Construction d’un hall de production à la Sabca à Lummen

© BELGA PHOTO JOHN THYS

Le gouvernement évalue l’opportunité de porter nos dépenses militaires à 2% du produit intérieur brut. C’est une demande pressante de l’OTAN, dont le sommet se tiendra fin juin. Et cet objectif ne fait pas l’unanimité au sein du gouvernement fédéral. Les Verts, surtout francophones, y sont franchement opposés. Selon la trajectoire actuelle, on devrait être à 1,54% du PIB consacré à la défense en 2030. On est donc loin des 2%. Et dans la grande discussion politique en cours, au-delà de l’opportunité ou non de renforcer notre défense, un argument revient souvent pour augmenter nos dépenses : celui des retombées économiques des investissements belges dans les équipements ou les infrastructures militaires.

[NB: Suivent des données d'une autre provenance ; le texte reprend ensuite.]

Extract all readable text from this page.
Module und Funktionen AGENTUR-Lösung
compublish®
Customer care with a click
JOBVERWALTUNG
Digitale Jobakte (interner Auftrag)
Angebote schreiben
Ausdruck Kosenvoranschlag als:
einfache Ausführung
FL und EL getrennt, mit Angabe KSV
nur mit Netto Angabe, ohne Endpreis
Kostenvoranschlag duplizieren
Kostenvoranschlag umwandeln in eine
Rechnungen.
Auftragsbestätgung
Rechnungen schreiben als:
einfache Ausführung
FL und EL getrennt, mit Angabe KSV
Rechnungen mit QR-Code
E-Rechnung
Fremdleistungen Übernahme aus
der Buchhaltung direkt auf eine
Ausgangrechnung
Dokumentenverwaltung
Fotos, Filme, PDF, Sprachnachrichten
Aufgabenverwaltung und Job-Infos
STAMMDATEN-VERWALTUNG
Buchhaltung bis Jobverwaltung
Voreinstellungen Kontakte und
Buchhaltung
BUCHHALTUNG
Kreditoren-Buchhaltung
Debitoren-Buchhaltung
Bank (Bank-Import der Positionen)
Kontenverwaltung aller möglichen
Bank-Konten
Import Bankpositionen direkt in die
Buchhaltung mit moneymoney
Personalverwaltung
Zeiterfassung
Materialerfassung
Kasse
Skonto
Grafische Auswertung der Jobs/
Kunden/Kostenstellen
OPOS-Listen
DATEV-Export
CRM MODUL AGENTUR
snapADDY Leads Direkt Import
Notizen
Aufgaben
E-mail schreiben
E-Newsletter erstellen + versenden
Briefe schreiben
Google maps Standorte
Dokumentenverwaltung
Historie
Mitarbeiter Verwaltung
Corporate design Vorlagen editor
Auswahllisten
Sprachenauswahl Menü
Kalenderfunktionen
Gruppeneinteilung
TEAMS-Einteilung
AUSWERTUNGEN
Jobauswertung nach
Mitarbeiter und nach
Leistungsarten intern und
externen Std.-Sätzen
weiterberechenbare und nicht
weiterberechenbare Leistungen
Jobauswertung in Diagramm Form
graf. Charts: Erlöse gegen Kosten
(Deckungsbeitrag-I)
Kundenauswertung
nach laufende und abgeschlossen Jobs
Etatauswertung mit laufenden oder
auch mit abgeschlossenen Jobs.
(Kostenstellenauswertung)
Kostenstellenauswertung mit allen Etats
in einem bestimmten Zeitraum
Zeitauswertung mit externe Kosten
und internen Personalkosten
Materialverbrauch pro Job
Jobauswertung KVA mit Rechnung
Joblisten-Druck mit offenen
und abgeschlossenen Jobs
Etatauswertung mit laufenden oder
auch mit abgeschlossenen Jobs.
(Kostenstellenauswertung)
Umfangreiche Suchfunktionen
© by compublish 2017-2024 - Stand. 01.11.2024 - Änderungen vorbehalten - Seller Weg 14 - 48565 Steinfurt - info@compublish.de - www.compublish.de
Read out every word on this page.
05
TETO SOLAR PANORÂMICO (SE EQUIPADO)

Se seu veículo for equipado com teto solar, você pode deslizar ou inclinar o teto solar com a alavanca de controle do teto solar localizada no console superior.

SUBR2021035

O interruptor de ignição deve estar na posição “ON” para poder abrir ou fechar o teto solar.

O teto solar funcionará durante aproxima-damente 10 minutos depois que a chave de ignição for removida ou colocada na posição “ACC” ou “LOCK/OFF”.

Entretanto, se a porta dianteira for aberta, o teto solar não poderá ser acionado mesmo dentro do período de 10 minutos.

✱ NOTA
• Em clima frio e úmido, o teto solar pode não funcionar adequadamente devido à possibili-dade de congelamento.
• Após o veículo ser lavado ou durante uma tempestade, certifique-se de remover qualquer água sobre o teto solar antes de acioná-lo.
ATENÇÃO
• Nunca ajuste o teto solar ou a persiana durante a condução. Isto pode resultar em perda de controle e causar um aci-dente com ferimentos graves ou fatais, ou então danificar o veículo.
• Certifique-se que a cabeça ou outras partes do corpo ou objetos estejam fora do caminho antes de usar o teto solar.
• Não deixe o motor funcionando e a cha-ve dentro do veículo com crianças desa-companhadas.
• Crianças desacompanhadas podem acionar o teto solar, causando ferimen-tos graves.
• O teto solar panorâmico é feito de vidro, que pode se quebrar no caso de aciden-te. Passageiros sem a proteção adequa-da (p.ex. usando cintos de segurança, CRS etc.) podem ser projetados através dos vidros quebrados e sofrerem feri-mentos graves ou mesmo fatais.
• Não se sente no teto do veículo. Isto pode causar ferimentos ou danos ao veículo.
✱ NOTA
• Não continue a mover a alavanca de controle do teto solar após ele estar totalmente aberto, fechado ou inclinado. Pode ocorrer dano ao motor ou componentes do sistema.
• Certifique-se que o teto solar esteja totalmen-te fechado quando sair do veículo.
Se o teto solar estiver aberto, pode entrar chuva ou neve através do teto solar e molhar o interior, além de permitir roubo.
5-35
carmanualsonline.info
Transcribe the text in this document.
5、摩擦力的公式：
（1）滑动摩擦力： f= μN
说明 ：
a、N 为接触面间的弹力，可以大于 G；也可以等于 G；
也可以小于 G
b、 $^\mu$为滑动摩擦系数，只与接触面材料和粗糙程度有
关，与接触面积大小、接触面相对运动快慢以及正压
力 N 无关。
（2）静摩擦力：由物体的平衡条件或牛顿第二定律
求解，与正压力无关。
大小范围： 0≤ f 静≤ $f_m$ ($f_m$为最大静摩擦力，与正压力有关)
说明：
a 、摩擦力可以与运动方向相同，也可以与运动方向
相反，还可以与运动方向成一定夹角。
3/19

Lors d’achat de matériel, il est possible, par exemple, de produire en Belgique, en partie au moins, ce matériel ou de l’entretenir. Les fameux 2% de l’OTAN ne comprennent pas que des investissements militaires, il y a les frais de fonctionnement, les salaires, les pensions qui entrent en considération. Mais pour justifier toutes ces dépenses militaires, on avance fréquemment cet argument des bénéfices pour l’industrie. Un euro investi dans l’armée serait toujours récupéré. Par le passé, on a connu des marchés d’équipements militaires conclus avec des retours sur investissements colossaux pour la Belgique. Ce fut le cas, par exemple, de l’achat de F-16 américains dans les années septante : 116 appareils achetés au total. On parlait du contrat du siècle. Contrat qui a été déterminant pour le développement de l’industrie aérospatiale belge et dont on perçoit encore les bénéfices aujourd’hui. Selon Jacques Smal, président des Entreprises wallonnes de l’aéronautique, "les sociétés comme Sonaca, Sabca, Safran Aero Boosters ex-Techspace Aero, ont grandi dans le domaine civil, sous l’impulsion du business qu’elles ont pu faire dans le cadre des retombées économiques de l’achat des F-16. Et c’est un modèle qui est démontré et qui fonctionne de manière pertinente et intelligente, avec un facteur multiplicateur énorme qui peut aller jusqu’à dix. Donc les retours sont évidemment extrêmement importants".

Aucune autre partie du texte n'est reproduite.